Consider the opportunity cost
Michelle Connell, owner of Dallas-Fort Worth-based Portia Capital Management, agreed.
“If you’re thinking about leaving work and cashing out your retirement account, you better think about the opportunity cost,” Connell said.
“In fact, younger workers should be putting more in, not taking it out,” she said. “Everybody’s looking at their accounts and saying, ‘wow, my retirement account has really gone up. I’m going to retire early and start using this money.’ Do you really know the cost of what retirement is going to be? Do you really know how long you’re going to live?”
Easier said than done. It’s just so tempting. All these years later, I still consider cashing out my 401(k) plan to be the financial mistake I regret the most.

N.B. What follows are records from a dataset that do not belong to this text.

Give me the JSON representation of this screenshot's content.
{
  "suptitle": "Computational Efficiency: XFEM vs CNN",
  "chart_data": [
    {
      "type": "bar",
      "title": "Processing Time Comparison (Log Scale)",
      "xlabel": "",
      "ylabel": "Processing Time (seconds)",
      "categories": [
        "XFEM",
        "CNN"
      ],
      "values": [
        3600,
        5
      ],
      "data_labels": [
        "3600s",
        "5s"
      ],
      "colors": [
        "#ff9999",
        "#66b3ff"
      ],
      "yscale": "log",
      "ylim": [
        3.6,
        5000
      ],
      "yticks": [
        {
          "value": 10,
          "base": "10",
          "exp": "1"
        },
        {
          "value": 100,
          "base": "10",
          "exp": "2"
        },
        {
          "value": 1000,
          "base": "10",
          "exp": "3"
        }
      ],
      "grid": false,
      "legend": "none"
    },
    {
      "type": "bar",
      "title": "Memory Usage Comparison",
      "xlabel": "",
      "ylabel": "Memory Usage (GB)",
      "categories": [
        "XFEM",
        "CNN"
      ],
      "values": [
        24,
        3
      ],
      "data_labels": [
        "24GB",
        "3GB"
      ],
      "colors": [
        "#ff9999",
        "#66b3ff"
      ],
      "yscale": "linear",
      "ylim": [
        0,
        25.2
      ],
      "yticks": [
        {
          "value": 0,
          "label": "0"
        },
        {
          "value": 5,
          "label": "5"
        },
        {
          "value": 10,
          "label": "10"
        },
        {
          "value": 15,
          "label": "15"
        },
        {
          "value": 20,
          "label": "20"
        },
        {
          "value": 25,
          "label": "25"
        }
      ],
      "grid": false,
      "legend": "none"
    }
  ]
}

Retirement plan leakages come from several key sources. The leading cause is job separations, followed by to a lesser extent home purchases, divorces, large medical expenses, and new college tuition bills, according to an analysis published in the National Tax Journal.
That cash-out finding brings me back to The Great Resignation and siphoning retirement savings. This is not a new phenomenon. It’s simply one that accelerated during the pandemic as droves of workers hit the exit ramp.
Jumping jobs can be a trigger for dipping into accounts
These are inflection points. And, pandemic aside, they actually come along pretty frequently for most of us. For more than three decades, the median tenure of all wage and salary workers ages 25 or older has been around five years, according to The Employee Benefit Research Institute (EBRI).
And the younger you are, the higher the chance that you’ll be jumping ship. In 2020, the Department of Labor reported a 10-year median job tenure for workers between the ages of 55 and 64 compared with just under three years for workers between ages 25 and 34.
For women, this cash-out reflex is particularly worrisome. Every little bit saved and invested counts for future financial security.
“Women’s longevity means that they will likely need more income in retirement than men,” Hounsell said. “One out of two women in their mid-50s today will live until age 90. And women are more likely to be single and at much greater risk of poverty as they age than are men.”
Confused about your options? Talk to your former plan’s administrator or HR officer. I wish I had.
If I had any sense of what my tiny cashed-out 401(k) could have ballooned to by the time I reached retirement, I’m pretty sure I would have unearthed another way to find funds to pay off those credit cards.